Trattamento medico estetico specifico per ridurre i cuscinetti e le adiposità localizzate in eccesso. Consiste nell'infiltrare con soluzione fisiologica le zone da trattare, creando così la rottura delle cellule adipose, più l'applicazione degli ultrasuoni con frequenza di 3 MHz, attraverso testine metalliche tonde e piatte che si appoggiano sui 'cuscinetti'.
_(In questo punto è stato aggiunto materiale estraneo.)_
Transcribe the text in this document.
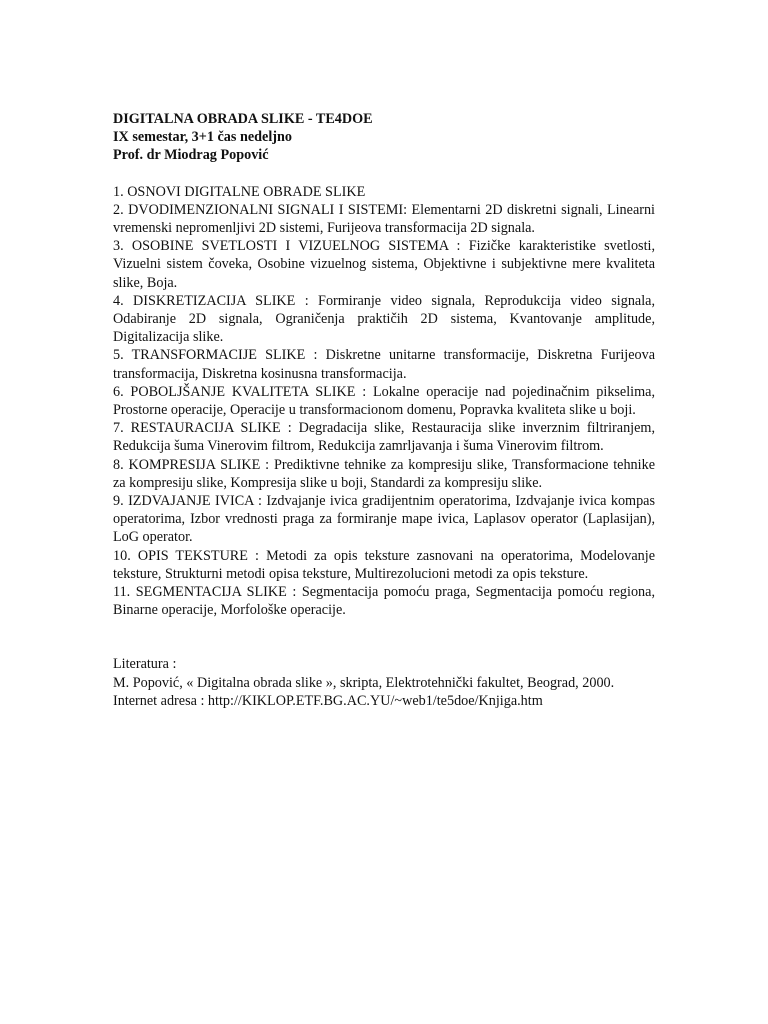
DIGITALNA OBRADA SLIKE - TE4DOE
IX semestar, 3+1 čas nedeljno
Prof. dr Miodrag Popović
1. OSNOVI DIGITALNE OBRADE SLIKE
2. DVODIMENZIONALNI SIGNALI I SISTEMI: Elementarni 2D diskretni signali, Linearni vremenski nepromenljivi 2D sistemi, Furijeova transformacija 2D signala.
3. OSOBINE SVETLOSTI I VIZUELNOG SISTEMA : Fizičke karakteristike svetlosti, Vizuelni sistem čoveka, Osobine vizuelnog sistema, Objektivne i subjektivne mere kvaliteta slike, Boja.
4. DISKRETIZACIJA SLIKE : Formiranje video signala, Reprodukcija video signala, Odabiranje 2D signala, Ograničenja praktičih 2D sistema, Kvantovanje amplitude, Digitalizacija slike.
5. TRANSFORMACIJE SLIKE : Diskretne unitarne transformacije, Diskretna Furijeova transformacija, Diskretna kosinusna transformacija.
6. POBOLJŠANJE KVALITETA SLIKE : Lokalne operacije nad pojedinačnim pikselima, Prostorne operacije, Operacije u transformacionom domenu, Popravka kvaliteta slike u boji.
7. RESTAURACIJA SLIKE : Degradacija slike, Restauracija slike inverznim filtriranjem, Redukcija šuma Vinerovim filtrom, Redukcija zamrljavanja i šuma Vinerovim filtrom.
8. KOMPRESIJA SLIKE : Prediktivne tehnike za kompresiju slike, Transformacione tehnike za kompresiju slike, Kompresija slike u boji, Standardi za kompresiju slike.
9. IZDVAJANJE IVICA : Izdvajanje ivica gradijentnim operatorima, Izdvajanje ivica kompas operatorima, Izbor vrednosti praga za formiranje mape ivica, Laplasov operator (Laplasijan), LoG operator.
10. OPIS TEKSTURE : Metodi za opis teksture zasnovani na operatorima, Modelovanje teksture, Strukturni metodi opisa teksture, Multirezolucioni metodi za opis teksture.
11. SEGMENTACIJA SLIKE : Segmentacija pomoću praga, Segmentacija pomoću regiona, Binarne operacije, Morfološke operacije.
Literatura :
M. Popović, « Digitalna obrada slike », skripta, Elektrotehnički fakultet, Beograd, 2000.
Internet adresa : http://KIKLOP.ETF.BG.AC.YU/~web1/te5doe/Knjiga.htm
Obiettivi: migliorare oltre che riossigenare la circolazione del sangue e quella linfatica, favorendo la rottura delle cellule grasse, che dopo aver liberato il loro contenuto di trigliceridi, vengono raccolti dal sistema linfatico e venoso di ritorno e in parte, smaltiti con le urine, in parte, metabolizzati dal fegato.

Gli step della seduta
Lo specialista inietta la soluzione fisiologica usando microaghi di 6-8 mm. Dopo aver deterso la pelle con un disinfettante, stende sulle zone interessate uno speciale gel conduttore, che facilita e uniforma la trasmissione delle onde sonore, prevenendo, nel contempo, bruciore o dolore. Poi muove lentamente la sonda che trasmette gli ultrasuoni attraverso testine metalliche tonde e piatte, appoggiate sui cuscinetti, continuando questo movimento per il tempo stabilito.
Nessun effetto collaterale di rilievo, talvolta si ha lieve edema in prossimità delle zone trattate. Un ciclo completo prevede circa 10 sedute, con frequenza settimanale.